[thelist] turn the cursor into an arrow on an <area> with an href

James Aylard webmaster at equilon-mrc.com
Mon Jul 23 13:12:02 CDT 2001


Sam-I-Am,

> I just did a test and I'm also stumped. { cursor: default } works fine
> for a regular (a) link, but not for an area.

    Unfortunately, IE doesn't support the CSS cursor property on the <area>
element. Your best alternative would be to slice your image map and use
standard anchor elements. If you can't do that, then you don't really have
many options.

> One thing to bear in mind about setting the cursor:
>  cursor: hand; /* works wonderfully in IE, not in NN6 */
>  cursor: pointer; /* works wonderfully in NN6, not in IE */
>
> does anyone know a workaround for this? I just can't seem to find a
> common ground for this one. (without browser sniffing and delivering 2
> stylesheets)

    Yes.

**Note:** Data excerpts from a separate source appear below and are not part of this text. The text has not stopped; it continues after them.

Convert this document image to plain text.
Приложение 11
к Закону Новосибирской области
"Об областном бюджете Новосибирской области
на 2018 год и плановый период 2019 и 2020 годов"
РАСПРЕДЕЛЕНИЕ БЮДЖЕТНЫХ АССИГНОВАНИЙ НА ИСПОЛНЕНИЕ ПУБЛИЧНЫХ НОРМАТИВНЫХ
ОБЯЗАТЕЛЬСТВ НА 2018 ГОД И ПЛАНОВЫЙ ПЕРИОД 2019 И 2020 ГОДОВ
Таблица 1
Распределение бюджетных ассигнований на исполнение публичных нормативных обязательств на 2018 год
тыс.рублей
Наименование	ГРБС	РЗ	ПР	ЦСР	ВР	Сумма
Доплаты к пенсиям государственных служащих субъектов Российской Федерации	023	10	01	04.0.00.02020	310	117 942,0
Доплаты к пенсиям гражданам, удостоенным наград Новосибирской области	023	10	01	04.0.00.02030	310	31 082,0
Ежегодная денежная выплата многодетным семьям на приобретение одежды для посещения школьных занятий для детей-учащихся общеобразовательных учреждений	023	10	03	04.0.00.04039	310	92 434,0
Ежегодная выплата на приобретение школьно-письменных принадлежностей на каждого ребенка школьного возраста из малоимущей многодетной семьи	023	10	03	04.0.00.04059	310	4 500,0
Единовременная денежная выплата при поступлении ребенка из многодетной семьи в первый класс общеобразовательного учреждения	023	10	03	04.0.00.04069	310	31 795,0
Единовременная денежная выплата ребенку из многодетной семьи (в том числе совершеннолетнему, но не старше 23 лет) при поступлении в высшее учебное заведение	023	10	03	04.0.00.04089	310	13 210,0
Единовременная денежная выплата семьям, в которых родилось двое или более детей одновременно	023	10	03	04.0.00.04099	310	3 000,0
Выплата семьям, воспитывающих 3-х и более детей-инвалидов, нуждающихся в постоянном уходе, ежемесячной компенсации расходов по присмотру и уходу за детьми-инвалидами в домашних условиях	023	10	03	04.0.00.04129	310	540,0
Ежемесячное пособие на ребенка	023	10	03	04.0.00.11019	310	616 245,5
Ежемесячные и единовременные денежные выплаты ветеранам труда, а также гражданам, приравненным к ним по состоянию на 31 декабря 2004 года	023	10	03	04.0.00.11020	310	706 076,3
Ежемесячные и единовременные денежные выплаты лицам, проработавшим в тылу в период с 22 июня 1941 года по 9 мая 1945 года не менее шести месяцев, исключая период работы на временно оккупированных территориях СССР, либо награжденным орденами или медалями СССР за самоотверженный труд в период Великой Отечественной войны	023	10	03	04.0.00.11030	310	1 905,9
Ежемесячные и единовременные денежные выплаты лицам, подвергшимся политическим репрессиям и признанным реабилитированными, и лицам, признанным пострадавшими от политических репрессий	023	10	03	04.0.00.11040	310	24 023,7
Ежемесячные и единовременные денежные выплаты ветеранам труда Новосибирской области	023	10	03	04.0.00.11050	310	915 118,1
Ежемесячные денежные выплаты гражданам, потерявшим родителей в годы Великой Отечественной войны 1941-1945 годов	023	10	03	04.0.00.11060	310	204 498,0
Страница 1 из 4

The workaround is to put the cursor: pointer style declaration in a
second style element with a disabled attribute, e.g.:

<style type="text/css">
  <!--
    /* Both IE and Netscape will parse this */
    div { cursor: hand ; }
  -->
</style>
<style type="text/css" disabled="disabled">
  <!--
    /* IE will not parse this */
    div { cursor: pointer ; }
  -->
</style>

    Since the disabled attribute is Microsoft-proprietary, IE will ignore it
while Netscape will not. And since it follows the initial declaration, and
thus takes precedence, Netscape 6 will implement it.
    Of course, the disabled attribute won't validate. If you need it to
validate, you will have to use script to either disable the style element
or, probably more simply, to set the cursor attribute directly.
    IE 6 *does* support the cursor: pointer value, btw.